The pot on the stove constrains its contents to a specific location, heat source, and methods of food preparation. It does not in any way determine what you will eat.
It you enter a cage with an 800 pound wild animal and the door locks behind you, the cage will constrain all of your subsequent movements in space and time. The animal will determine them.
I am sorry to say that I believe the primary hypothesis is invalid. Constraints do not, in reality, exist. Only the incorrect acceptance of them. A pot will only constrain its contents untill the pot boils over or someone tips it on its side or the pot breaks or… Being locked in a cage, with an 800 lb gorilla, is constraining only if you do not have the key or a friend on the outside or a device to spread the bars or …
In the real world it must be realized that ALL things affect All things at ALL times.

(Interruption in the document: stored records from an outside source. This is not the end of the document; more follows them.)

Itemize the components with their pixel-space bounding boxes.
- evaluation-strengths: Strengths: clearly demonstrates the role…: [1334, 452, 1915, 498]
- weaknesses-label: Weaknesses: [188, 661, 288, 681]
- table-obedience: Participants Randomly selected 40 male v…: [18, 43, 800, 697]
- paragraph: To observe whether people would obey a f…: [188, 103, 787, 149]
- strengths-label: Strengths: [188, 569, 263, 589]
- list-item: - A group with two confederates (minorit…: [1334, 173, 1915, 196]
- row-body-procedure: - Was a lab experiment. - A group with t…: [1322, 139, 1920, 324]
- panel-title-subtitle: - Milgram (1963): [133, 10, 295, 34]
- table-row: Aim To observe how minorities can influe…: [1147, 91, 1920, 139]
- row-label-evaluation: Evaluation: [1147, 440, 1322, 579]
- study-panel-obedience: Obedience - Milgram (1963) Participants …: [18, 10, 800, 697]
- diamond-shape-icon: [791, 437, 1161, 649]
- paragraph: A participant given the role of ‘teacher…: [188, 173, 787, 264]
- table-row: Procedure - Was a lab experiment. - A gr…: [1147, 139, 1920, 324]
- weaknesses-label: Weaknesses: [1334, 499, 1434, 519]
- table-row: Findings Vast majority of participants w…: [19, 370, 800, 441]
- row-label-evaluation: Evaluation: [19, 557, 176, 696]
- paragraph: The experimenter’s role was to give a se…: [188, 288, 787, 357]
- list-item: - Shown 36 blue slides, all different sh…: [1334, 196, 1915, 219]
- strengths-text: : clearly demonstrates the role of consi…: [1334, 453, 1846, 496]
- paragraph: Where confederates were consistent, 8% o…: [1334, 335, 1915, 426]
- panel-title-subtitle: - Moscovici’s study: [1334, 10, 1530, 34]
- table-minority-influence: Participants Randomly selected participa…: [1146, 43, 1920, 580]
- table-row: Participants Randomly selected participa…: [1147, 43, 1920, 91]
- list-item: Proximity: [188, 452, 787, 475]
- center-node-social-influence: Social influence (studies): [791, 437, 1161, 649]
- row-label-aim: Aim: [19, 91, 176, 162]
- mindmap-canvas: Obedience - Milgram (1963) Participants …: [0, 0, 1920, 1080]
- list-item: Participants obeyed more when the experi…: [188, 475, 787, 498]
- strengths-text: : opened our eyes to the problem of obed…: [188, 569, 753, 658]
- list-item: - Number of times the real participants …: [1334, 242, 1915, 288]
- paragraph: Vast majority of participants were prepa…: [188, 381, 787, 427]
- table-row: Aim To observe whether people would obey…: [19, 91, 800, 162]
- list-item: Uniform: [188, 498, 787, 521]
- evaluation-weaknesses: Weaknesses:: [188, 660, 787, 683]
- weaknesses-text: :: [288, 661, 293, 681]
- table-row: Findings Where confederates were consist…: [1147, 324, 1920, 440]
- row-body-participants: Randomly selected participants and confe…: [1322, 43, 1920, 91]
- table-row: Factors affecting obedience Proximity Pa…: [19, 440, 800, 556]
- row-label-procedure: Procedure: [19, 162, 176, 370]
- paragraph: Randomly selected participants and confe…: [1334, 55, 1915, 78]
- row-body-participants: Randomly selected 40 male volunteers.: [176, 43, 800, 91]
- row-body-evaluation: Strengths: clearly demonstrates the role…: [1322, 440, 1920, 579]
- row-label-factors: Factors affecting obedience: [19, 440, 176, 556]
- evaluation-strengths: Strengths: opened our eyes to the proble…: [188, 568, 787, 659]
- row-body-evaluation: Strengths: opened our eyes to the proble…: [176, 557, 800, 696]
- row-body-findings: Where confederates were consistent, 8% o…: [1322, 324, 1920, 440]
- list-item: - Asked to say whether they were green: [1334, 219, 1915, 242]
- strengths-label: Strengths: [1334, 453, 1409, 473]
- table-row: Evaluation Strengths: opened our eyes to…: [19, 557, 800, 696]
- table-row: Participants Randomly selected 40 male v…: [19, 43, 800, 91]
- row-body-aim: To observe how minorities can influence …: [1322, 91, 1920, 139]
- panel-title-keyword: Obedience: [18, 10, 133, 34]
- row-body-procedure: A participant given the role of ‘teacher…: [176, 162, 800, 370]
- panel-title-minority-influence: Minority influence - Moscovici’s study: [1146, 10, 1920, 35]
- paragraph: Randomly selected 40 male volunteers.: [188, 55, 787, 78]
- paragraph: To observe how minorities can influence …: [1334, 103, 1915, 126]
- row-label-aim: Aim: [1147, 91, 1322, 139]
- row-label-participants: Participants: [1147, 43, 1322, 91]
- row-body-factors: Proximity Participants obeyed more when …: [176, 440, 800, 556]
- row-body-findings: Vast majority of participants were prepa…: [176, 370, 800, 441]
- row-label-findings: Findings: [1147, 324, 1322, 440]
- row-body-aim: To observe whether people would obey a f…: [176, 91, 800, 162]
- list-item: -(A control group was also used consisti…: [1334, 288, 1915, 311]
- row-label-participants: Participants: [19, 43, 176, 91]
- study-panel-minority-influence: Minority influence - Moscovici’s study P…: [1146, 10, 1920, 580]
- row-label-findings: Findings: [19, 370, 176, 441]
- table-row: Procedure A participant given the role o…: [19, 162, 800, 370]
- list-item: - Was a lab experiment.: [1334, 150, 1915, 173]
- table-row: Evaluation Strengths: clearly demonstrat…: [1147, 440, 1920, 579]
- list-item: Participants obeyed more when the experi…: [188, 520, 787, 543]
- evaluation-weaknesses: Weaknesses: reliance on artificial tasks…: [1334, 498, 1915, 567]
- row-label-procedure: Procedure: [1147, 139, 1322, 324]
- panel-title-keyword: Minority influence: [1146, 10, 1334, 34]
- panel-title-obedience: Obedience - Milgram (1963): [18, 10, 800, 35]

Most alchoholics find it very difficult to quit. Why? Because when they are in the program they have controls and monitors to assist and direct them. But, once back in the real world, most find, those conrtols and monitors no longer exist. In the real world All things are once again affecting ALL things. And the environment they escaped, while in the program, returns. The constraints are removed, because, in the REAL world, there are no constraints, unless they are artificially created.
The trap we find in accepting contraints is not realizing they are of your own creation and accepting them as real and constant. When we do this we stop looking for the key to open the cage and escape the gorilla.
Remember, the ONLY constant is change.